11 March 2010

Donkey Kong Country - SNES


There are very few people, if any, who will argue that Donkey Kong is one of the single most important franchises in video game history. Not only has “DK” been successful in both arcades and on home consoles through a variety of generations and titles, the character of Donkey Kong is one of the most iconic ever, right up there with Link and Mario.
They even made a documentary about two guys basing their lives on holding the Donkey Kong arcade record.
When I was a kid, with my Nintendo, I was never a big fan of the classic Donkey Kong-style of game. You know, the ones where you play as Mario, leap over barrels and climb up ladders to save Princess Peach. They were repetitive and graphically unimpressive and horrifically difficult. But then 1994 came and courtesy of developer Rare and publisher Nintendo, I was able to become the ape. It would end up selling more than eight million copies. It would also become one of the most famous side-scrolling game evers. There were rhinos and crocodiles and a whole assortment of other beasts.

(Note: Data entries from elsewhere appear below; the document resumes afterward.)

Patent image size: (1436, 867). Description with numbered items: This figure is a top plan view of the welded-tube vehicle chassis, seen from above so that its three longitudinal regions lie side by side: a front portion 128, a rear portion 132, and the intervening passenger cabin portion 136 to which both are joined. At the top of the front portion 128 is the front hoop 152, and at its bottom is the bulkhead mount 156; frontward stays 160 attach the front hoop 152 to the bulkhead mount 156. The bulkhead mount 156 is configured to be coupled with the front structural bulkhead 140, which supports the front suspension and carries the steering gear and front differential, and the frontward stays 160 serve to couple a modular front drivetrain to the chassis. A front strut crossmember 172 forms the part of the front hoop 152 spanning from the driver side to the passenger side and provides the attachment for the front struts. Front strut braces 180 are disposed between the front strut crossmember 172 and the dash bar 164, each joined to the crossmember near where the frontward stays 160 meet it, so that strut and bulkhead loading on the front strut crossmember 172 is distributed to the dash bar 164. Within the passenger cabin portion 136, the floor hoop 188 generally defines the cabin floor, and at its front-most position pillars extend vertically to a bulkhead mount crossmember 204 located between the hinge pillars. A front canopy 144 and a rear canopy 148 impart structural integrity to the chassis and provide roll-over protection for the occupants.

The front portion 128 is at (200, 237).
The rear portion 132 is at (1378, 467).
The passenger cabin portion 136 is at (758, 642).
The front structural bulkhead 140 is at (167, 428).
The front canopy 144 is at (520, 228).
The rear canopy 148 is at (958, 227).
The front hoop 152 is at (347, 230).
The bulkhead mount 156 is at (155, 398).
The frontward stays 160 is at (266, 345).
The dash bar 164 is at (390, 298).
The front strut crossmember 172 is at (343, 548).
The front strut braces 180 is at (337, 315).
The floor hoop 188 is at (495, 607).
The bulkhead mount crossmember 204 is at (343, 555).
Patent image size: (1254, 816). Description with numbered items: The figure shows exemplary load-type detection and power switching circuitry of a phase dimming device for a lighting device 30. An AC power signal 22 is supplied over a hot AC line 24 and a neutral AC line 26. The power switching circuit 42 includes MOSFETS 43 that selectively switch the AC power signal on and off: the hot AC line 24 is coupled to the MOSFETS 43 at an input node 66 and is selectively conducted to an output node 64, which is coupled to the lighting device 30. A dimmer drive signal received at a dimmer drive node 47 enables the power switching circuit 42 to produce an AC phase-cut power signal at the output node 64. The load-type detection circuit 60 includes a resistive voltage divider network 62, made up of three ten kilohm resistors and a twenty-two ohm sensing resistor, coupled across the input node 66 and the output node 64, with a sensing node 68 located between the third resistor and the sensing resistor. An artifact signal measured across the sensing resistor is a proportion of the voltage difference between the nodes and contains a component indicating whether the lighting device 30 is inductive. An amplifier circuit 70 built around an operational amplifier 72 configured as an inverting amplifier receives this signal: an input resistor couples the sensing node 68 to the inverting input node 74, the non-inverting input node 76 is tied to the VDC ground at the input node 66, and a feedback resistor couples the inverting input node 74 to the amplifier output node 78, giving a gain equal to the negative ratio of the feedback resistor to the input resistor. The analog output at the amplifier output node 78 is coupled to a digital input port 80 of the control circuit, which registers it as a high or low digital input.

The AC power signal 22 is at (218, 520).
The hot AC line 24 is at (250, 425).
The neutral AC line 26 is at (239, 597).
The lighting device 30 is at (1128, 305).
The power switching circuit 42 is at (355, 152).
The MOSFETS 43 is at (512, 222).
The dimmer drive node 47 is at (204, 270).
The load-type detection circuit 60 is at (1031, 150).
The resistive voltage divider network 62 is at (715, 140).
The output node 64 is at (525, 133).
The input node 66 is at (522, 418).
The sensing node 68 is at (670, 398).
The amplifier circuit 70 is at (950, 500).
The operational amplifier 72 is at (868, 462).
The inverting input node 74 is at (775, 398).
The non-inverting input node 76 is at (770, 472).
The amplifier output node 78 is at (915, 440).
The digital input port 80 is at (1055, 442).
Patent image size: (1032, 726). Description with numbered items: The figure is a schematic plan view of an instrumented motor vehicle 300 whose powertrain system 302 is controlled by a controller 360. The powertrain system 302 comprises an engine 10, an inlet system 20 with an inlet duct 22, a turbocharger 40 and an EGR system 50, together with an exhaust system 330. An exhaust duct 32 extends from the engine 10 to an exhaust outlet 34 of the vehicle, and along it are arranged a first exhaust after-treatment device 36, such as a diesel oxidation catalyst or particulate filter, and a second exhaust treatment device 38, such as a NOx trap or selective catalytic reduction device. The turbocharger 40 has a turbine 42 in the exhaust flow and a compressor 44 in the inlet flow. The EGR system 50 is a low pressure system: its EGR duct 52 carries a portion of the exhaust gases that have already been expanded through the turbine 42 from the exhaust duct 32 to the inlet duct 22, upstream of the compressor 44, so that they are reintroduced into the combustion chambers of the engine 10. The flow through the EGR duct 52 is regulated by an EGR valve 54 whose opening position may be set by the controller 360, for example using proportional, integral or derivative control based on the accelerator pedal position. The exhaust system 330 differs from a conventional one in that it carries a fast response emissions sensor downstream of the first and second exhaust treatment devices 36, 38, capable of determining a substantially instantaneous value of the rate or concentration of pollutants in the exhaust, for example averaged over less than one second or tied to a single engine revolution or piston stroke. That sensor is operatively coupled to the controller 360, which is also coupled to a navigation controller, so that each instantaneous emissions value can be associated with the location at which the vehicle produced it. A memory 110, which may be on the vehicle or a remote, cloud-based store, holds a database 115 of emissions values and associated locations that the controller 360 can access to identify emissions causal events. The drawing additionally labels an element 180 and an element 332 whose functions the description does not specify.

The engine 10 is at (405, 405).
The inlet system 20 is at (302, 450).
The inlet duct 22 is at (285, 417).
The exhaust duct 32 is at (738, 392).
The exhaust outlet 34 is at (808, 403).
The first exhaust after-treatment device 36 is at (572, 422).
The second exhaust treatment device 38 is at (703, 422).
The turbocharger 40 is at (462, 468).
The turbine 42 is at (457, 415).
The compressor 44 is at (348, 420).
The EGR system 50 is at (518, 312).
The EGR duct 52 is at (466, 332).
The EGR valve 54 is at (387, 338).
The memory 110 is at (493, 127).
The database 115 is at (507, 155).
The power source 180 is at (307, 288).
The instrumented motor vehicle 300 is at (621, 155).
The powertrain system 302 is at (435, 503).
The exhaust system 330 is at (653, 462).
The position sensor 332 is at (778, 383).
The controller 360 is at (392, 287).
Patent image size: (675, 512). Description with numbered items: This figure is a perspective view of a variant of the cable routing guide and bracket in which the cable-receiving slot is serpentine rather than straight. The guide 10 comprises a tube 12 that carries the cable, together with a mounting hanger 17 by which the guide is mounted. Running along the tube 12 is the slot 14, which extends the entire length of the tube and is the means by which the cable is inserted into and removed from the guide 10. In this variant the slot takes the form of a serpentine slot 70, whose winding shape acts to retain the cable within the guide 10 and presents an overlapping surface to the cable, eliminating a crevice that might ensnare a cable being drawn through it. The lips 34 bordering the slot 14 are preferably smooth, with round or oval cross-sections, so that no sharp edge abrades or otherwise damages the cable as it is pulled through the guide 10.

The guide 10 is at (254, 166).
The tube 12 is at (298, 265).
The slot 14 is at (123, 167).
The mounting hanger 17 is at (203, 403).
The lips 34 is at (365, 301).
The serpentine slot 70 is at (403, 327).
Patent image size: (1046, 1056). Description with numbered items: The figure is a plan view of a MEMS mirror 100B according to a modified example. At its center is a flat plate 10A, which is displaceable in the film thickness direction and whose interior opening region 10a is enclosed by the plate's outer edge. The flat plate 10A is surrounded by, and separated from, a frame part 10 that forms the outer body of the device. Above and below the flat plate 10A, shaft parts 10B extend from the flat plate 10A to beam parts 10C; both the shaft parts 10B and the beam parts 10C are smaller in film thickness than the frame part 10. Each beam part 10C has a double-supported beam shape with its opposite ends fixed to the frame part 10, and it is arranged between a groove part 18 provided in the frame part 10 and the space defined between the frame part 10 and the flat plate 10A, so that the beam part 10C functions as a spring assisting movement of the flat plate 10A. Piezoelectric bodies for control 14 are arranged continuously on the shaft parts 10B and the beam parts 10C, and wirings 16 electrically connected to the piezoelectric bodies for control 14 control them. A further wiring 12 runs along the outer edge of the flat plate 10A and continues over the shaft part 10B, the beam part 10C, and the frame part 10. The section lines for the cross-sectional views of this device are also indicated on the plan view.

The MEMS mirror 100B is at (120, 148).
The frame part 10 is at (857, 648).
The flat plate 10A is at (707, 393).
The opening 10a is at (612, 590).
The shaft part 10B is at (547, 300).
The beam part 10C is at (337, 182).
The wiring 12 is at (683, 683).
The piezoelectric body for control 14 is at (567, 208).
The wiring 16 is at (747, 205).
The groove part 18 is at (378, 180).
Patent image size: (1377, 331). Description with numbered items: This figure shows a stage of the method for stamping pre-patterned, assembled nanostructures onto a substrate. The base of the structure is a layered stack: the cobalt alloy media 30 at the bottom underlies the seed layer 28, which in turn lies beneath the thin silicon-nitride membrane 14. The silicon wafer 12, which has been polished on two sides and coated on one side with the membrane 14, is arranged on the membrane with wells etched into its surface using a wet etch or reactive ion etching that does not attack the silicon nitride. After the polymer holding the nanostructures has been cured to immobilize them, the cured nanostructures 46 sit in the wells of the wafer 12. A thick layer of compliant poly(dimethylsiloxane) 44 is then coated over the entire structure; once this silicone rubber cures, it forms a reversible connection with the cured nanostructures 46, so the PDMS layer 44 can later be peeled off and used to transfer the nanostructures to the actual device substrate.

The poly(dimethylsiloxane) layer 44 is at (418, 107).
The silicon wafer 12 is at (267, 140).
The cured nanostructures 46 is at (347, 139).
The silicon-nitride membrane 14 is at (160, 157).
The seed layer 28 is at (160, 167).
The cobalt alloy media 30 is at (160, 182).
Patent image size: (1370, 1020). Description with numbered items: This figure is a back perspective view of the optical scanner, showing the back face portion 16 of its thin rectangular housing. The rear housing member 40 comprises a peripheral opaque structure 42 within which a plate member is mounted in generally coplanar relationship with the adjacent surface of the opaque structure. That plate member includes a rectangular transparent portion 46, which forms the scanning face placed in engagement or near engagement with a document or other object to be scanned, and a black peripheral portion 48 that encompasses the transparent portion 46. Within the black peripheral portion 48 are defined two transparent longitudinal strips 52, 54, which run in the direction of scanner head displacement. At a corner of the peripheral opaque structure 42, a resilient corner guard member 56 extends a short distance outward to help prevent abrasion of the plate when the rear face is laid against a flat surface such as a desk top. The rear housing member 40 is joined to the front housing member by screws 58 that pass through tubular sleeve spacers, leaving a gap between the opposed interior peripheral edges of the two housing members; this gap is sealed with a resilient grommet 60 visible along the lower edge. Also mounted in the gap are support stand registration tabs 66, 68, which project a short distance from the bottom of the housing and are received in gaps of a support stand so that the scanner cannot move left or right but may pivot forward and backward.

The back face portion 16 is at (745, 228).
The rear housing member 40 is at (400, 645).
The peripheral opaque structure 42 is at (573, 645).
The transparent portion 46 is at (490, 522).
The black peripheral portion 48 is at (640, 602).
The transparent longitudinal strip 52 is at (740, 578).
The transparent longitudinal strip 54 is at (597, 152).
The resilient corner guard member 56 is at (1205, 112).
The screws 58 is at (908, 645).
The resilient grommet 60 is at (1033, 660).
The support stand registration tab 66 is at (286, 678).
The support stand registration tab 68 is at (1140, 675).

It was called Donkey Kong Country (DKC).
The first time I played DKC, I was in a department store about a week before Christmas. My mother, she was off looking at curtains or something but me, I was watching some kid take Donkey Kong and his buddy Diddy riding around some snowy wilderness, blasting out of buckets. The kid eventually got called away and I took over. I jumped on an ostrich and instantly, I was hooked.
Within minutes I was pulling my mother away from her curtain browsing. It was the week of Christmas and I was going to be damned if DKC wasn’t one of the first presents I opened. She didn’t buy it for me, not that day. Meanwhile, this kid who lived across the street from me (spoiled rotten by a wealthy grandmother) he had DKC. He was the first one in the neighborhood to have it so in the days before Santa came me and the other two boys from the neighborhood crowded round his TV, waiting to see what levels came next.
Then Christmas came and we all got a copy and we didn’t see each other for a few weeks. I ended beating the game over and over again for as long as I played Super Nintendo. My sister also got in on the action, beating it a couple times herself.
Hoping to cash in the success of DKC, Nintendo released DKC2 a couple years later. It wasn’t bad, but like most sequels, it failed to capture the magic of its predecessor. The same thing can be said for Donkey Kong 64. Not a bad game but not a great one either.
Even with these lackluster subsequent releases and the clunker that was Donkey Konga, however, DKC is a title that will always live on as one-of-a-kind.